Shelby Farms development and communications coordinator Betsy Peterson, left, spots baby watermelons with Farm-To-Fork Fellow Alice Gleadhill and Greenline Gardens intern Katie Cummings, right.
(Daily News/Andrew J. Breig)
The garden area at the park, comprised of a series of raised beds, was launched in 2011 and until recently needed a healthy bit of repair work to improve accessibility and usability for the program participants who use the gardens. That changed, though, when a state agency stepped in to help.
The Tennessee Recreation and Parks Association awarded the Shelby Farms Park Conservancy in recent weeks a $2,000 grant to restore the beds in the Greenline Gardens. The conservancy got the grant at the end of May and quickly got busy putting the money to work.
The grant funds were used to redesign the garden layout and build 26 new raised beds.

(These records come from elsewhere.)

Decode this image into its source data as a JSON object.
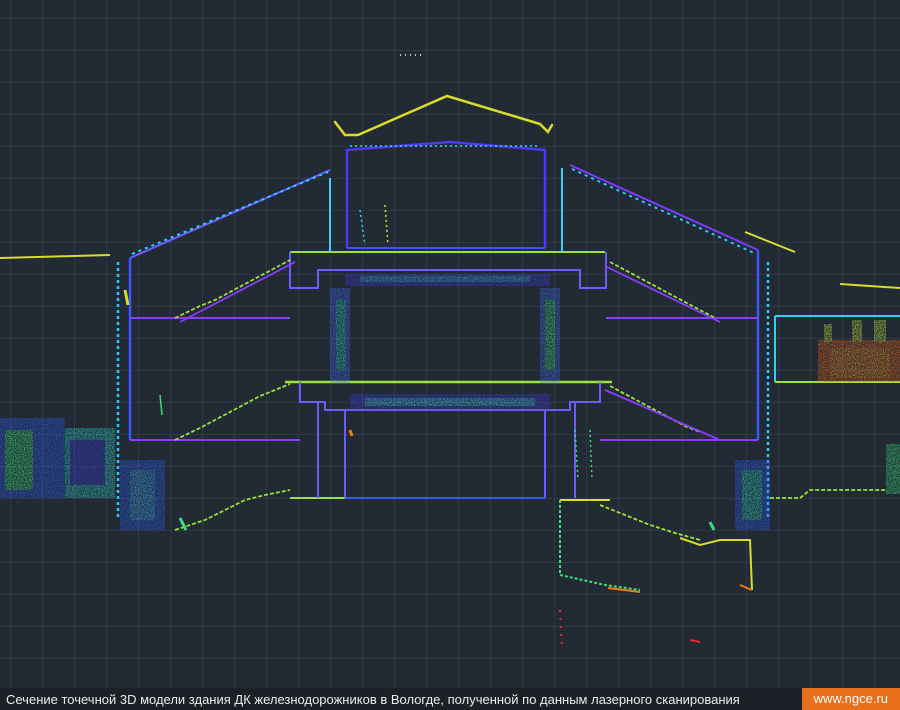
{
  "caption": {
    "text": "Сечение точечной 3D модели здания ДК железнодорожников в Вологде, полученной по данным лазерного сканирования",
    "site": "www.ngce.ru"
  },
  "colors": {
    "background": "#222a33",
    "badge": "#e86f1c",
    "caption_bar": "#1d2127"
  }
}
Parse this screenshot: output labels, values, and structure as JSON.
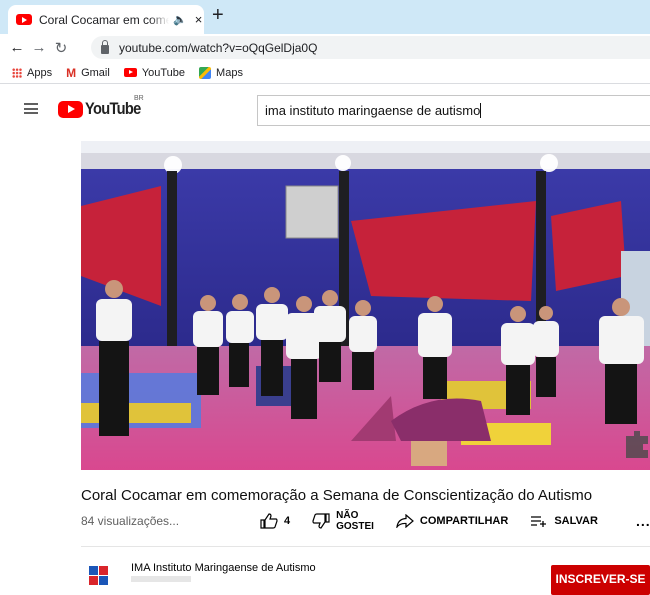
{
  "browser": {
    "tab_title": "Coral Cocamar em comemoração",
    "tab_audio_icon": "speaker-icon",
    "tab_close": "×",
    "new_tab": "+",
    "url": "youtube.com/watch?v=oQqGelDja0Q",
    "bookmarks": [
      {
        "label": "Apps",
        "icon": "apps-grid-icon"
      },
      {
        "label": "Gmail",
        "icon": "gmail-icon"
      },
      {
        "label": "YouTube",
        "icon": "youtube-icon"
      },
      {
        "label": "Maps",
        "icon": "maps-icon"
      }
    ]
  },
  "youtube": {
    "logo_text": "YouTube",
    "country_code": "BR",
    "search_value": "ima instituto maringaense de autismo"
  },
  "video": {
    "title": "Coral Cocamar em comemoração a Semana de Conscientização do Autismo",
    "views": "84 visualizações...",
    "like_count": "4",
    "dislike_line1": "NÃO",
    "dislike_line2": "GOSTEI",
    "share_label": "COMPARTILHAR",
    "save_label": "SALVAR",
    "more_label": "..."
  },
  "channel": {
    "name": "IMA Instituto Maringaense de Autismo",
    "subscribe_label": "INSCREVER-SE"
  },
  "colors": {
    "youtube_red": "#ff0000",
    "subscribe_red": "#cc0000",
    "tabstrip": "#cfe8f7"
  }
}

"It was a big undertaking, but we had help from a lot of volunteers like folks from Smith & Nephew who came out for a day," said Shelby Farms Park Conservancy development and communications coordinator Betsy Peterson.
“It entailed tearing up the old beds and leveling the ground. We repurposed all the wood from the old beds and got cinderblocks from Lowe’s and some gravel to put between them.
“This project was started because the original Greenline Gardens beds we built were made of wood and kind of rotting. Basically, they were too wide for us to plant without walking in them. So we sought the grant to redo them.”
As part of “redoing them,” the wood used in the existing garden is being repurposed in projects throughout Shelby Farms. The beds also have been filled with compost the conservancy has been cultivating on site for several years.
“It was a big undertaking, but we had help from a lot of volunteers like folks from Smith & Nephew who came out for a day.”
Shelby Farms Park Conservancy
The organization says the project will help expand the garden’s overall productivity and support its status as an accessible space the community can enjoy. And it will provide a place where more plants can grow.
One program that’s connected to the gardens is the conservancy’s Farm-to-Fork Fellowship. That program sees the hire of two high school students each year from lower-income schools who get a chance to learn about organic gardening, help tend to the gardens and teach school groups about gardening.
Those students also donate food grown in the Greenline Gardens to Shelby County Schools and recently started a mobile farmers market. As a result of the latter, they’re also now selling produce around the trails at Shelby Farms.
Peterson said two "farm fellows" participate in the program for a year - essentially, they’re full time in the summer and part time during the school year.
The program and the gardens are among the ways the nonprofit park conservancy works to help keep the park and greenline “clean, green and safe,” according to the organization. To do that, it raises more than $2 million each year, money used to help the conservancy manage and operate the 4,500-acre park and 6.5 miles of Shelby Farms Greenline.